The second question is: why hasn't the data been archived? There are a number of answers. For one thing, an archive implies the need for good data retention management policies, something that is difficult for many enterprises to achieve. Suffice it to say that data retention has been scarce, except perhaps for some deep archiving that was typically performed on tape.

But does tape have to be limited to deep archiving? Quantum and Qualstar have products that use tape in conjunction with disk caching for an active archive. Nevertheless, active archives typically reside on disk.

The gauntlet was laid down by Molly Rector, Vice President of Product Management and Worldwide Marketing of Spectra Logic, who said that 5% of data is active production data, 15 to 20% could be active archive data that, for performance reasons, needed to be put on SATA disks, and the rest is active archive data that could be put on tape. (Some of the data may be deep archive data, but it is probably a small percentage of the whole.) This was a shocking comment, implying that most of the data in a data center should be on tape! That will, of course, generate a lot of controversy, but, if true, would lead to a renaissance for tape technologies and vendors.

But can it be true? What are the economic benefits and can tape do the job?

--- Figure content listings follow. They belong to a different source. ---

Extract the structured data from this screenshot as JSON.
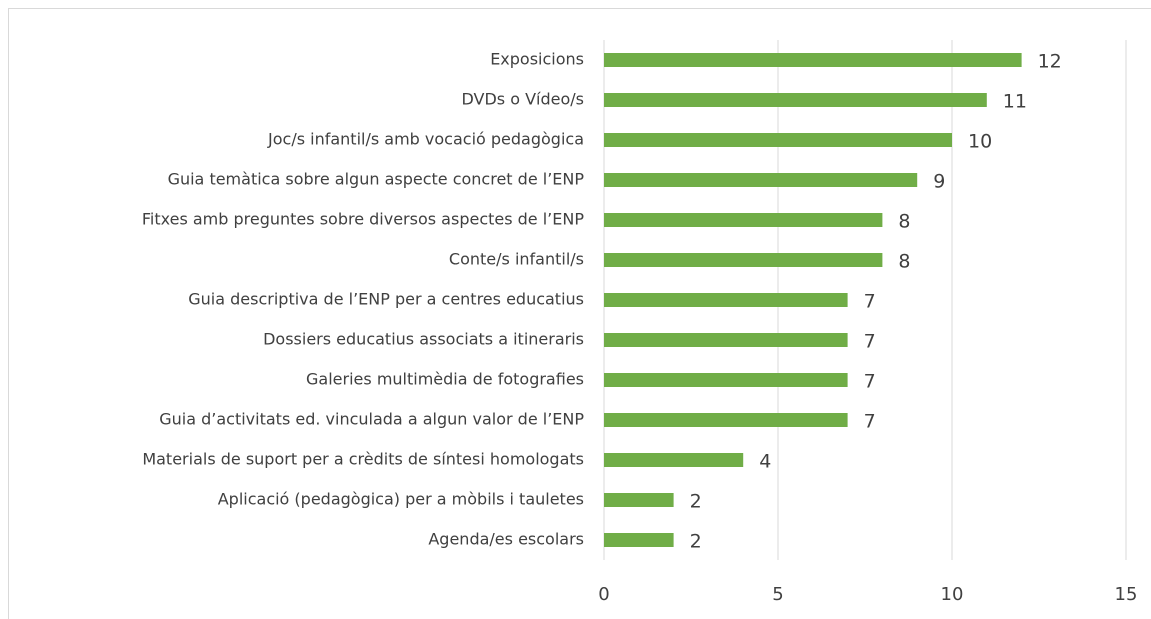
{
  "chart_data": {
    "type": "bar",
    "orientation": "horizontal",
    "categories": [
      "Exposicions",
      "DVDs o Vídeo/s",
      "Joc/s infantil/s amb vocació pedagògica",
      "Guia temàtica sobre algun aspecte concret de l’ENP",
      "Fitxes amb preguntes sobre diversos aspectes de l’ENP",
      "Conte/s infantil/s",
      "Guia descriptiva de l’ENP per a centres educatius",
      "Dossiers educatius associats a itineraris",
      "Galeries multimèdia de fotografies",
      "Guia d’activitats ed. vinculada a algun valor de l’ENP",
      "Materials de suport per a crèdits de síntesi homologats",
      "Aplicació (pedagògica) per a mòbils i tauletes",
      "Agenda/es escolars"
    ],
    "values": [
      12,
      11,
      10,
      9,
      8,
      8,
      7,
      7,
      7,
      7,
      4,
      2,
      2
    ],
    "color": "#70ad47",
    "xlim": [
      0,
      15
    ],
    "xticks": [
      0,
      5,
      10,
      15
    ],
    "grid": true
  }
}
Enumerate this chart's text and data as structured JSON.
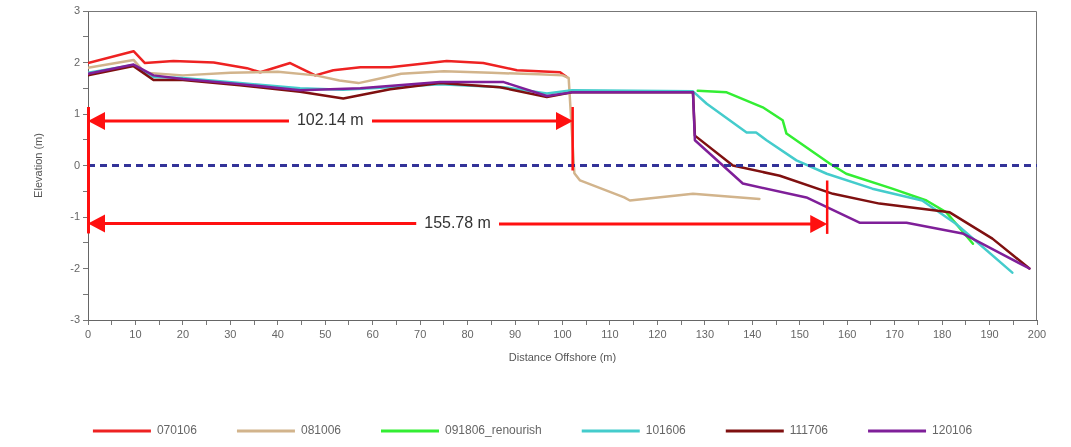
{
  "chart_data": {
    "type": "line",
    "xlabel": "Distance Offshore (m)",
    "ylabel": "Elevation (m)",
    "xlim": [
      0,
      200
    ],
    "ylim": [
      -3,
      3
    ],
    "xticks": [
      0,
      {
        "value": 5,
        "label": null
      },
      10,
      {
        "value": 15,
        "label": null
      },
      20,
      {
        "value": 25,
        "label": null
      },
      30,
      {
        "value": 35,
        "label": null
      },
      40,
      {
        "value": 45,
        "label": null
      },
      50,
      {
        "value": 55,
        "label": null
      },
      60,
      {
        "value": 65,
        "label": null
      },
      70,
      {
        "value": 75,
        "label": null
      },
      80,
      {
        "value": 85,
        "label": null
      },
      90,
      {
        "value": 95,
        "label": null
      },
      100,
      {
        "value": 105,
        "label": null
      },
      110,
      {
        "value": 115,
        "label": null
      },
      120,
      {
        "value": 125,
        "label": null
      },
      130,
      {
        "value": 135,
        "label": null
      },
      140,
      {
        "value": 145,
        "label": null
      },
      150,
      {
        "value": 155,
        "label": null
      },
      160,
      {
        "value": 165,
        "label": null
      },
      170,
      {
        "value": 175,
        "label": null
      },
      180,
      {
        "value": 185,
        "label": null
      },
      190,
      {
        "value": 195,
        "label": null
      },
      200
    ],
    "yticks": [
      -3,
      {
        "value": -2.5,
        "label": null
      },
      -2,
      {
        "value": -1.5,
        "label": null
      },
      -1,
      {
        "value": -0.5,
        "label": null
      },
      0,
      {
        "value": 0.5,
        "label": null
      },
      1,
      {
        "value": 1.5,
        "label": null
      },
      2,
      {
        "value": 2.5,
        "label": null
      },
      3
    ],
    "grid": false,
    "legend": "bottom",
    "line_style": "solid",
    "ref_lines": [
      {
        "axis": "y",
        "value": 0,
        "color": "#333399",
        "line_style": "dashed"
      },
      {
        "axis": "x",
        "value": 102.14,
        "color": "#ff1010"
      },
      {
        "axis": "x",
        "value": 155.78,
        "color": "#ff1010"
      }
    ],
    "annotations": [
      "102.14 m",
      "155.78 m"
    ],
    "series": [
      {
        "name": "070106",
        "color": "#ee2222",
        "x": [
          0,
          9.6,
          12,
          18,
          26.5,
          33.5,
          36.3,
          42.6,
          47.9,
          51.7,
          57.4,
          63.7,
          75.6,
          83.3,
          90.4,
          99.5,
          100.9
        ],
        "values": [
          1.99,
          2.22,
          1.99,
          2.03,
          2.0,
          1.89,
          1.81,
          1.99,
          1.75,
          1.85,
          1.91,
          1.91,
          2.03,
          1.99,
          1.85,
          1.81,
          1.72
        ]
      },
      {
        "name": "081006",
        "color": "#d2b48c",
        "x": [
          0,
          9.6,
          12,
          20,
          30,
          40,
          48,
          53,
          57,
          62,
          66,
          75,
          85,
          95,
          100,
          101.3,
          102.5,
          103.7,
          113,
          114.2,
          127.5,
          141.5
        ],
        "values": [
          1.9,
          2.05,
          1.8,
          1.75,
          1.8,
          1.82,
          1.75,
          1.65,
          1.6,
          1.7,
          1.78,
          1.83,
          1.8,
          1.77,
          1.75,
          1.7,
          -0.15,
          -0.29,
          -0.62,
          -0.68,
          -0.55,
          -0.65
        ]
      },
      {
        "name": "091806_renourish",
        "color": "#33ee33",
        "x": [
          128.5,
          134.6,
          142.2,
          146.4,
          147.2,
          156.3,
          159.8,
          169.5,
          176.7,
          180.9,
          186.5
        ],
        "values": [
          1.45,
          1.42,
          1.13,
          0.88,
          0.62,
          0.04,
          -0.16,
          -0.45,
          -0.68,
          -0.91,
          -1.52
        ]
      },
      {
        "name": "101606",
        "color": "#44cccc",
        "x": [
          0,
          9.6,
          13.8,
          20,
          32,
          44.7,
          53.8,
          63.7,
          74.2,
          87.6,
          96.7,
          102,
          127.5,
          130.4,
          138.8,
          140.8,
          143,
          149.3,
          155.7,
          165.3,
          175.8,
          182.9,
          194.8
        ],
        "values": [
          1.8,
          1.95,
          1.72,
          1.7,
          1.6,
          1.5,
          1.47,
          1.52,
          1.58,
          1.52,
          1.4,
          1.46,
          1.44,
          1.2,
          0.64,
          0.64,
          0.49,
          0.1,
          -0.16,
          -0.45,
          -0.68,
          -1.13,
          -2.08
        ]
      },
      {
        "name": "111706",
        "color": "#7f1010",
        "x": [
          0,
          9.6,
          13.8,
          20,
          32,
          44.7,
          53.8,
          63.7,
          74.2,
          86.8,
          96.7,
          102,
          127.5,
          127.9,
          135.9,
          145.8,
          157,
          166.8,
          181.6,
          190.6,
          198.4
        ],
        "values": [
          1.75,
          1.93,
          1.66,
          1.66,
          1.56,
          1.43,
          1.3,
          1.48,
          1.6,
          1.52,
          1.33,
          1.42,
          1.42,
          0.58,
          0.0,
          -0.2,
          -0.55,
          -0.74,
          -0.91,
          -1.42,
          -2.0
        ]
      },
      {
        "name": "120106",
        "color": "#7f1f99",
        "x": [
          0,
          9.6,
          13.8,
          20,
          32,
          44.7,
          57.4,
          74.2,
          87.6,
          96.7,
          102,
          127.5,
          127.9,
          138,
          151.4,
          162.6,
          172.5,
          184.3,
          198.4
        ],
        "values": [
          1.78,
          1.96,
          1.75,
          1.68,
          1.58,
          1.46,
          1.5,
          1.62,
          1.62,
          1.35,
          1.42,
          1.42,
          0.49,
          -0.35,
          -0.62,
          -1.11,
          -1.11,
          -1.32,
          -2.0
        ]
      }
    ]
  }
}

The Clipper Group has published a white paper entitled "In Search of the Long-Term Archiving Solution -- Tape Delivers Significant TCO Advantage over Disk"  This paper discusses the long-term preservation of digital data and comes to the astonishing conclusion that a disk-based solution costs 15 times that of a tape solution! This is a well-reasoned paper with the assumptions clearly laid out. If the results of this paper stand (and they very well may), then tape has a very strong TCO case for archiving data.